Results from our practice:
- Quality retention vs GPT-4o (LLM-judge): 91%.
- Latency p95: 4.2s (GPT-4o API) → 0.9s (self-hosted vLLM).
- Inference cost: reduced by more than 10× on self-hosted vLLM.
Temperature selection in distillation
Temperature T in KD loss determines "softness" of teacher distribution:
| T | Effect |
|---|---|
| T=1 | Original probabilities (sharp) |
| T=2–4 | Smoothed — student sees "silver" answers better |
| T=5–10 | Very soft — for small student with limited capacity |
Practice: T=3–5 for most tasks, selected empirically.
Distillation limitations
- Capacity bottleneck: student cannot exceed teacher; maximum approaches teacher level.
- Teacher dependency: if teacher makes mistakes, student inherits them.
- Narrow domain: black-box KD works well for specialization, poorly for general capability.
- Size gap: distilling 405B → 8B loses more than 70B → 8B.
What Is Included in Our Distillation Service
Our knowledge distillation service delivers the full pipeline:
- Analysis of your current model and target quality metrics.
- Distillation dataset collection and preparation from teacher or from production logs.

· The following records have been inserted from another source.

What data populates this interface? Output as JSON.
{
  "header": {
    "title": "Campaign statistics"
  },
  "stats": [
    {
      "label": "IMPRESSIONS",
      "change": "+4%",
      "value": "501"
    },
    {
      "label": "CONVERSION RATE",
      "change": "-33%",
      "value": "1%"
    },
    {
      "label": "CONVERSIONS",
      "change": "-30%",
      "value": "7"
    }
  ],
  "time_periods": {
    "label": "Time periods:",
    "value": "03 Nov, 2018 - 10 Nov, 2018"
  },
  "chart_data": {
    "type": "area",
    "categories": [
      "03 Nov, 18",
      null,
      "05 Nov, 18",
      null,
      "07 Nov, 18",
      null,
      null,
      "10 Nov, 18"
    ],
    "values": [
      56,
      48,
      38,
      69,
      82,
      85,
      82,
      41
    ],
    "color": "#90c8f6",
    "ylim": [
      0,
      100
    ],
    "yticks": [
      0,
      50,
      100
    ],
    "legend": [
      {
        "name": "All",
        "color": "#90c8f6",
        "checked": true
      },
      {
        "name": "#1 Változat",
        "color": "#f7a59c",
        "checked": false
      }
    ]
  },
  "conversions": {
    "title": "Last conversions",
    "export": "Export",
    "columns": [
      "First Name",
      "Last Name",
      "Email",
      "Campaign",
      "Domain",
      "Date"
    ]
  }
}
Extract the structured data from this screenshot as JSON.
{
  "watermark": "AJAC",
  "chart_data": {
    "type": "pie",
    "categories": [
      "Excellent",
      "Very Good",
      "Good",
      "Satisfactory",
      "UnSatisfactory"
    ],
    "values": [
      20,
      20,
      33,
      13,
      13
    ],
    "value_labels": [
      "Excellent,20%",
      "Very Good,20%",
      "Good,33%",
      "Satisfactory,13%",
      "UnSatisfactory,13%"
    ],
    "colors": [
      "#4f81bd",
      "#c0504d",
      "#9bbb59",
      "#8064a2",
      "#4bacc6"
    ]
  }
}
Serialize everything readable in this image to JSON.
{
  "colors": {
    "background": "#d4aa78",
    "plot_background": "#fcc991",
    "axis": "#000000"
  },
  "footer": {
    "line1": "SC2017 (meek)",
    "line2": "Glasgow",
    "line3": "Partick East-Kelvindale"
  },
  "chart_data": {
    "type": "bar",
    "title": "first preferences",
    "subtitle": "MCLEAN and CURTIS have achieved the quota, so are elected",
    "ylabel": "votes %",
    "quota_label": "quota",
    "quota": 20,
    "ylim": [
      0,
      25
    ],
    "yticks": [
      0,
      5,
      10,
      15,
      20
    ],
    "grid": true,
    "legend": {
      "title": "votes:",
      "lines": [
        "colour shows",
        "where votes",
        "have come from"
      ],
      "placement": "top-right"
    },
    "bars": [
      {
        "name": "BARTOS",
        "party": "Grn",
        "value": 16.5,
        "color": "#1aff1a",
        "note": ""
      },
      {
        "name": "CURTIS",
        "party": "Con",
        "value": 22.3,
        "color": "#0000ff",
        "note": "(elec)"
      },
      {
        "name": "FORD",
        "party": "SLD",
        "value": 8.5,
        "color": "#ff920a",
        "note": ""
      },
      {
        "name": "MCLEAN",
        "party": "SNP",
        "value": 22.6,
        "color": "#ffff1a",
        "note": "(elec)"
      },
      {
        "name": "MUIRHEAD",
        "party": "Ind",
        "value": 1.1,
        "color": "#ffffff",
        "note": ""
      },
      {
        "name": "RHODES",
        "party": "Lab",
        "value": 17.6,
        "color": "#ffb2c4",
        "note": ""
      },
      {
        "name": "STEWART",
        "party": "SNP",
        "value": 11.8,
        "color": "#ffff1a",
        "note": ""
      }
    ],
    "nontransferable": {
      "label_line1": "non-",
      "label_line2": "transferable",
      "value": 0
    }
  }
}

- Student model training: architecture selection and hyperparameter tuning.
- Evaluation against teacher: LLM-judge, accuracy metrics, latency p99.
- Inference optimization: quantization, vLLM, ONNX Runtime.
- Documentation and team training included.
- Technical support during launch.
We guarantee that the final model retains at least 90% of teacher quality on key metrics. Contact us to get an accurate assessment and timeline for your project.
Timeline
- Collecting data from teacher: 1–3 days.
- Distillation dataset preparation: 1–2 weeks.
- Student training (8B, SFT): 3–10 hours.
- Evaluation vs teacher: 3–5 days.
- Total project duration: 3–6 weeks.